Dopo il primo libro che univa scrittura e musica, Luisa Corna prosegue il suo percorso narrativo con una nuova fiaba musicale pensata per accompagnare bambini e famiglie in un viaggio tra fantasia, emozioni e consapevolezza ambientale. Il volume contiene infatti sette canzoni originali, complete di testo e spartito, nate per avvicinare i più giovani al mondo della musica in maniera creativa e coinvolgente.
La storia segue le avventure del giovane extraterrestre Tofu e di sua sorella Seitan che, trasportati da un arcobaleno magico, si ritrovano su un’enorme distesa di rifiuti galleggianti nel mare. I due protagonisti scopriranno presto l’esistenza delle cosiddette “isole di plastica” e, insieme ad alcune creature fantastiche del mondo sottomarino, proveranno a salvare il mare dall’inquinamento.
La struttura narrativa è costruita proprio come un musical: ogni canzone accompagna lo sviluppo della vicenda e contribuisce a raccontare emozioni, incontri e colpi di scena. Grazie ai QR code presenti nel libro sarà possibile ascoltare i brani “Immagina di volare”, “Il cha cha cha dei pesciolini”, “Le principesse del mare”, “Che grande felicità”, “Il perepereppe”, “Il mare canta il rock” e “Amiamo il nostro mare”. Le musiche sono firmate da Antonino Scala, mentre i testi portano la firma della stessa Luisa Corna. Le illustrazioni sono invece realizzate da Fiora Giovino.
Ad accompagnare il libro c’è anche la prefazione di Paolo Ruffini, che scrive: “Forse è questo che fanno le favole belle: non parlano ai bambini, parlano alla parte bambina che abbiamo dimenticato. Quella che crede ancora che ripulire un oceano sia possibile, che l’amicizia salvi, che il mondo si possa aggiustare insieme.

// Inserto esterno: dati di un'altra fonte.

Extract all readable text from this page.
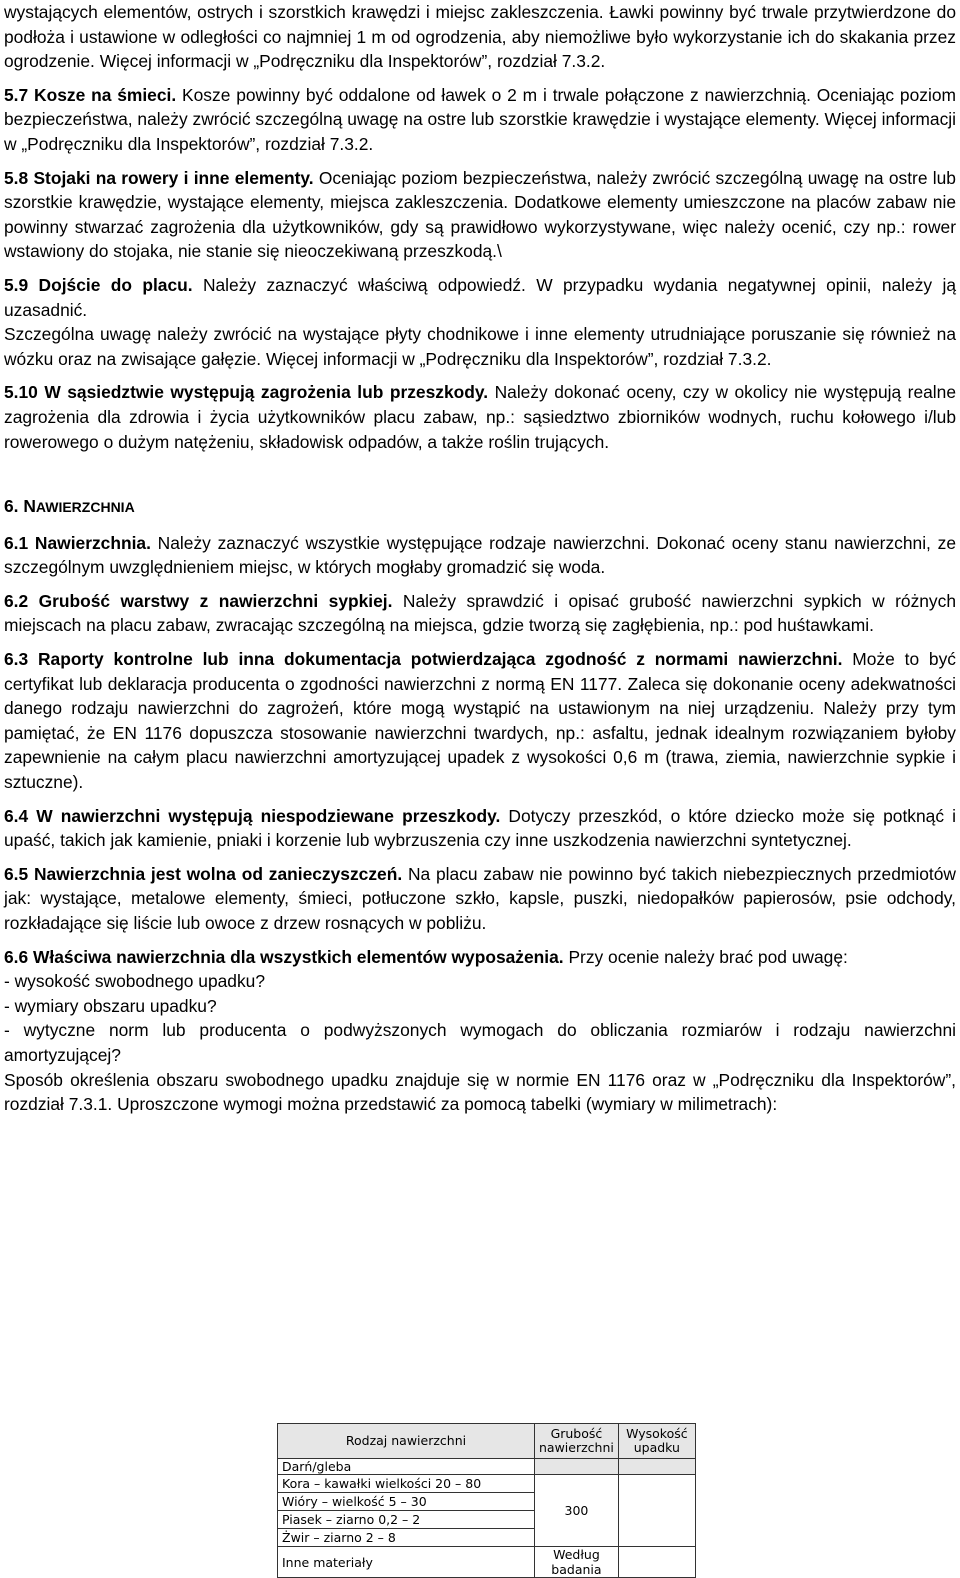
wystających elementów, ostrych i szorstkich krawędzi i miejsc zakleszczenia. Ławki powinny być trwale przytwierdzone do podłoża i ustawione w odległości co najmniej 1 m od ogrodzenia, aby niemożliwe było wykorzystanie ich do skakania przez ogrodzenie. Więcej informacji w „Podręczniku dla Inspektorów”, rozdział 7.3.2.

5.7 Kosze na śmieci. Kosze powinny być oddalone od ławek o 2 m i trwale połączone z nawierzchnią. Oceniając poziom bezpieczeństwa, należy zwrócić szczególną uwagę na ostre lub szorstkie krawędzie i wystające elementy. Więcej informacji w „Podręczniku dla Inspektorów”, rozdział 7.3.2.

5.8 Stojaki na rowery i inne elementy. Oceniając poziom bezpieczeństwa, należy zwrócić szczególną uwagę na ostre lub szorstkie krawędzie, wystające elementy, miejsca zakleszczenia. Dodatkowe elementy umieszczone na placów zabaw nie powinny stwarzać zagrożenia dla użytkowników, gdy są prawidłowo wykorzystywane, więc należy ocenić, czy np.: rower wstawiony do stojaka, nie stanie się nieoczekiwaną przeszkodą.\

5.9 Dojście do placu. Należy zaznaczyć właściwą odpowiedź. W przypadku wydania negatywnej opinii, należy ją uzasadnić.

Szczególna uwagę należy zwrócić na wystające płyty chodnikowe i inne elementy utrudniające poruszanie się również na wózku oraz na zwisające gałęzie. Więcej informacji w „Podręczniku dla Inspektorów”, rozdział 7.3.2.

5.10 W sąsiedztwie występują zagrożenia lub przeszkody. Należy dokonać oceny, czy w okolicy nie występują realne zagrożenia dla zdrowia i życia użytkowników placu zabaw, np.: sąsiedztwo zbiorników wodnych, ruchu kołowego i/lub rowerowego o dużym natężeniu, składowisk odpadów, a także roślin trujących.

6. NAWIERZCHNIA

6.1 Nawierzchnia. Należy zaznaczyć wszystkie występujące rodzaje nawierzchni. Dokonać oceny stanu nawierzchni, ze szczególnym uwzględnieniem miejsc, w których mogłaby gromadzić się woda.

6.2 Grubość warstwy z nawierzchni sypkiej. Należy sprawdzić i opisać grubość nawierzchni sypkich w różnych miejscach na placu zabaw, zwracając szczególną na miejsca, gdzie tworzą się zagłębienia, np.: pod huśtawkami.

6.3 Raporty kontrolne lub inna dokumentacja potwierdzająca zgodność z normami nawierzchni. Może to być certyfikat lub deklaracja producenta o zgodności nawierzchni z normą EN 1177. Zaleca się dokonanie oceny adekwatności danego rodzaju nawierzchni do zagrożeń, które mogą wystąpić na ustawionym na niej urządzeniu. Należy przy tym pamiętać, że EN 1176 dopuszcza stosowanie nawierzchni twardych, np.: asfaltu, jednak idealnym rozwiązaniem byłoby zapewnienie na całym placu nawierzchni amortyzującej upadek z wysokości 0,6 m (trawa, ziemia, nawierzchnie sypkie i sztuczne).

6.4 W nawierzchni występują niespodziewane przeszkody. Dotyczy przeszkód, o które dziecko może się potknąć i upaść, takich jak kamienie, pniaki i korzenie lub wybrzuszenia czy inne uszkodzenia nawierzchni syntetycznej.

6.5 Nawierzchnia jest wolna od zanieczyszczeń. Na placu zabaw nie powinno być takich niebezpiecznych przedmiotów jak: wystające, metalowe elementy, śmieci, potłuczone szkło, kapsle, puszki, niedopałków papierosów, psie odchody, rozkładające się liście lub owoce z drzew rosnących w pobliżu.

6.6 Właściwa nawierzchnia dla wszystkich elementów wyposażenia. Przy ocenie należy brać pod uwagę:

- wysokość swobodnego upadku?

- wymiary obszaru upadku?

- wytyczne norm lub producenta o podwyższonych wymogach do obliczania rozmiarów i rodzaju nawierzchni amortyzującej?

Sposób określenia obszaru swobodnego upadku znajduje się w normie EN 1176 oraz w „Podręczniku dla Inspektorów”, rozdział 7.3.1. Uproszczone wymogi można przedstawić za pomocą tabelki (wymiary w milimetrach):

Rodzaj nawierzchni	Grubość nawierzchni	Wysokość upadku
Darń/gleba		
Kora – kawałki wielkości 20 – 80	300	
Wióry – wielkość 5 – 30		
Piasek – ziarno 0,2 – 2		
Żwir – ziarno 2 – 8		
Inne materiały	Według badania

Luisa ha avuto il coraggio più difficile: non spiegare, non insegnare, ma guardare. Guardare il mondo dal basso, come fanno le “persone basse”. E da lì, raccontarlo con leggerezza e serietà insieme, come solo le cose importanti sanno essere”.
Luisa Corna racconta anche il legame personale che l’ha portata a scrivere questa storia: “Mi è sempre piaciuto sognare, intendo sognare a occhi aperti. Lo facevo spesso da bambina, poi per diversi anni ho smesso. Da quando vivo al mare, però, qualcosa in me è cambiato. Il mare mi ha insegnato molto. Mi siedo sulla spiaggia e lo osservo in silenzio. Perdo lo sguardo nell’orizzonte, dove tutto sembra possibile e nulla ha davvero un confine. Osservo l’incedere costante delle onde sapendo che è, ogni volta, un nuovo inizio. Ascolto la loro voce: è una musica antica, infinita, che sfiora la riva e misura il tempo. Poi, all’improvviso – chiosa Luisa Corna – mentre sono assorta nei miei pensieri, qualcosa si spezza. La sporcizia di mani incaute rompe quell’armonia. È un dolore profondo, che arriva da lontano e che sale da acque stanche, inquinate. Eppure lui continua. Continua a cantare, a muoversi e a ricominciare. Chiedendo ancora, nonostante tutto, di essere ascoltato”.
A chiudere il volume è un altro pensiero firmato Paolo Ruffini: “Se mentre leggete vi viene voglia di proteggere il mare, o di fare una domanda in più, o semplicemente di tornare a stupirvi… allora questa favola ha già fatto il suo lavoro. E forse, per un attimo, torniamo anche noi capolavori”.